How We’ve Changed in a Year

It’s really hard to think about everything that we went through in 2020. I remember the beginning of the year and thinking about everything that I had planned in my head for myself and for my family. This week last year, I planned to have a group of powerful women over to my house for brunch and talk on how we were going to conquer the world in front of us. I had planned to introduce all of those powerful women to my little lady, since she would’ve only been 7 months a year ago. I planned on having all my friends who had children around the same time I did over during the summer so our kids could play and grow together. I planned on going on vacation with my little family, taking baby girl on road trips and doing other fun things with her.

It was going that way. In February, my job allowed me to go to San Diego for a conference that blew my mind at Scripps, and we all went together, drove up to Los Angeles, visited my friend and even had a canceled flight. Then I remember coming home and going to get my nails done with my sister, only to hear that Kobe Bryant had been killed in a helicopter crash. I think that was what started it all in my mind.

Little did we know what this pandemic would really bring us. I remember hearing about it and seeing what was happening in Italy and other parts of Europe. When it got here, I remember hearing about what it would take to stop it. March 16 of last year was the first day of our lock down. My husband and I became coworkers, sharing our office in the house and we figured out how to have someone here to watch our daughter.

Then so many other things happened. We were making our own masks at one point, not wanting to leave the house for anything. I changed jobs and still have my stuff at the old office. My anxiety grew as did my cabin fever and just hearing about people contracting the virus gave me pause. At the same time, I also decided to start my weight loss, started walking almost daily due to anxiety above everything and I was grateful to be home during my daughter’s first year.

In August, we celebrated our baby’s first birthday with a spectacular front lawn set up, drive by drop offs and lots of Sesame Street. In November, my husband got the virus and for 2 weeks, it was just us in the house. It was the loneliest time, but one that showed me just how much I could do on my own. I say that COVID made me a single mom for a while there.

As this year progressed, COVID started hitting home as people we knew were contracting it and were also unable to fight it. Too many people were lost in this war against the pandemic. One of my best friends was and still is traveling around the country as a nurse, helping out where it’s needed and putting her own life on the line, as well as her families.
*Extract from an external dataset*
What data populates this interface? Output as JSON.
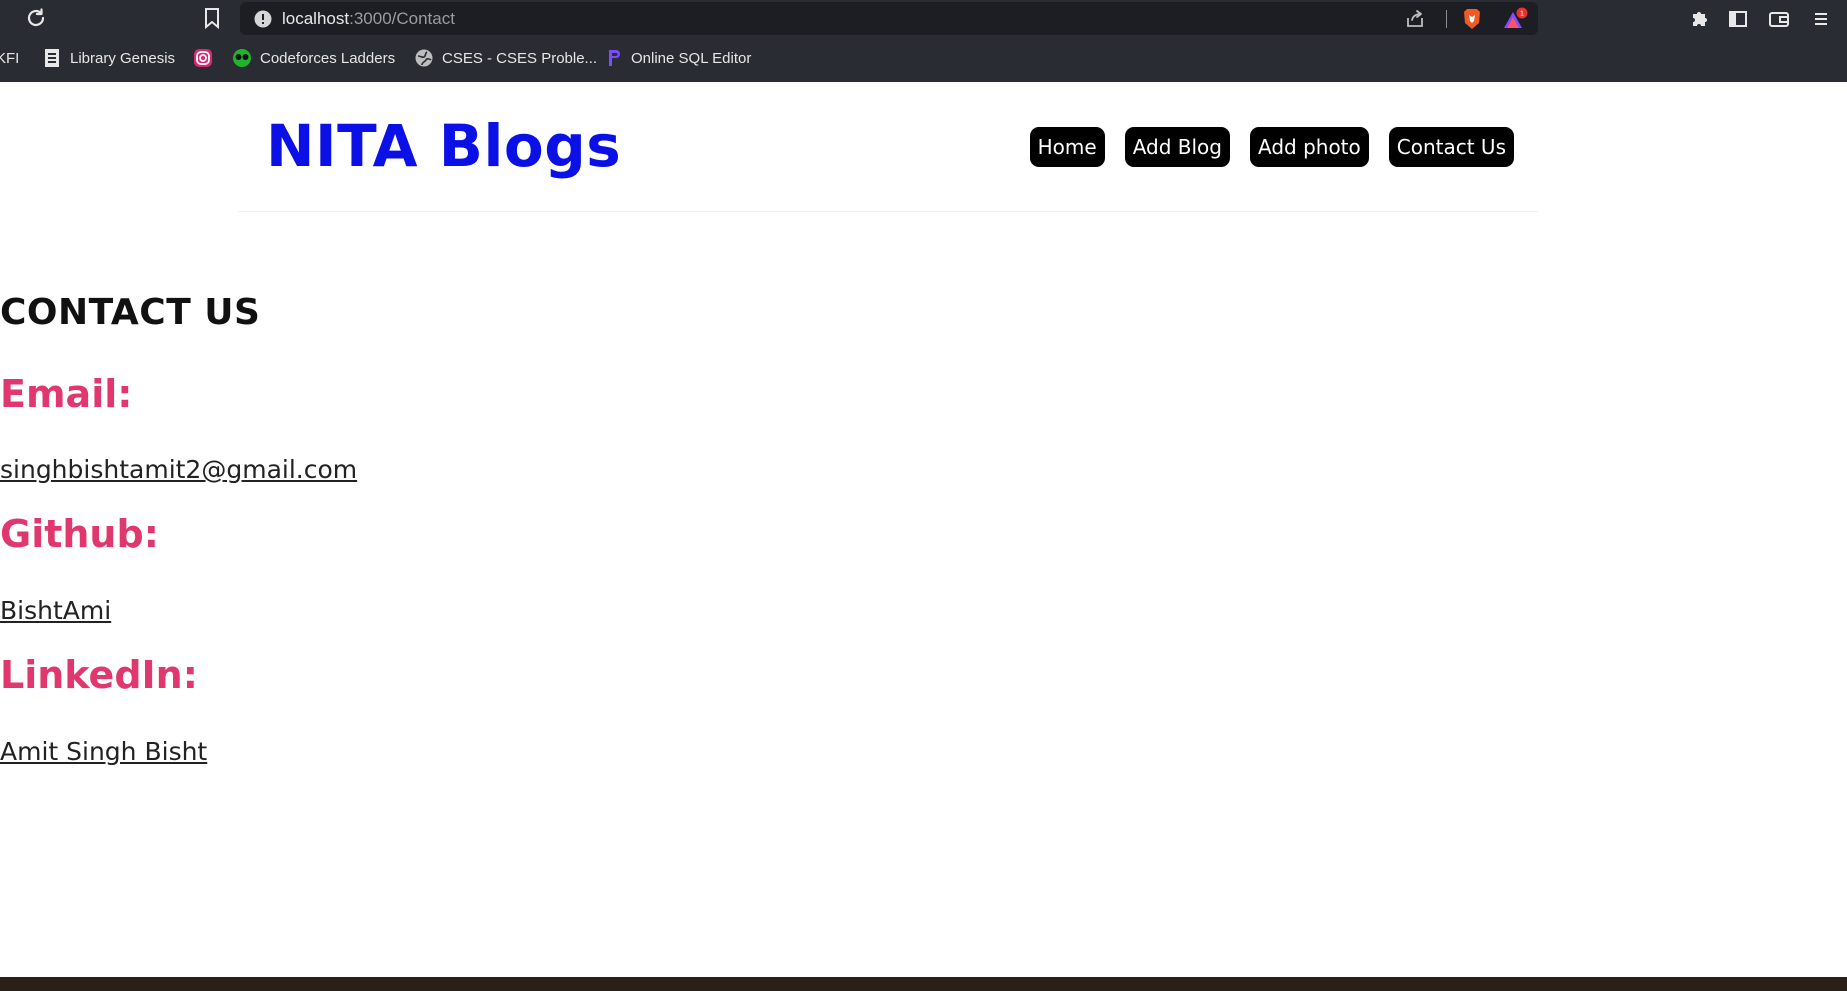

The end is in sight now. We have three vaccines that are being distributed slowly but surely and folks are being told that going back to an office setting may be possible by September. We’ve come along this long and winding road and learned to manage. We learned how to still have award shows, still work, still stay connected to those we know and love.

Seeing friends on the street is such a joyful experience now, even with masks on and elbow tapping instead of hugging. I’ll take anything. Seeing how we’ve changed is incredible. We missed a year. We missed a full year of gathering. We missed a year of personal contact. We missed a year of events. But we also gained.

I’ve learned that I can stay home and entertain myself. I’ve learned that I don’t have to constantly be out. I learned that watching my baby grow into a toddler was just as important and special as being able to provide for her. I realized who my real friends are. I made an effort to connect with those I love, to tell them that just because I couldn’t see them, didn’t mean I couldn’t love them.

I watch New Amsterdam. They halted filming because of COVID and brought it back recently. The first episode was INCREDIBLY hard to watch. I didn’t think I’d be triggered in the way I was, but I was. The scenes in the hospital during the pandemic were so real and I remembered seeing and learning about the hospital situations — how they were in dire need for supplies and protective equipment. I didn’t think I could handle watching the rest of the show, but I did. It was then that I realized just how painful it really was and just how scared I really was.

Having Type 1 diabetes brings limitations, for sure. But when they tell you that you could contract and possibly die from this virus because of an autoimmune condition, I had no choice but to really start to think about it and just what this could mean for me. We have been privileged throughout this whole thing. We have also been extremely lucky. I know this, and I’m so grateful for it.

I write this, not to be part of the crowd, but as a way to commemorate this year of growth and new beginnings. I have my vaccine scheduled for this month and I’m taking it gratefully.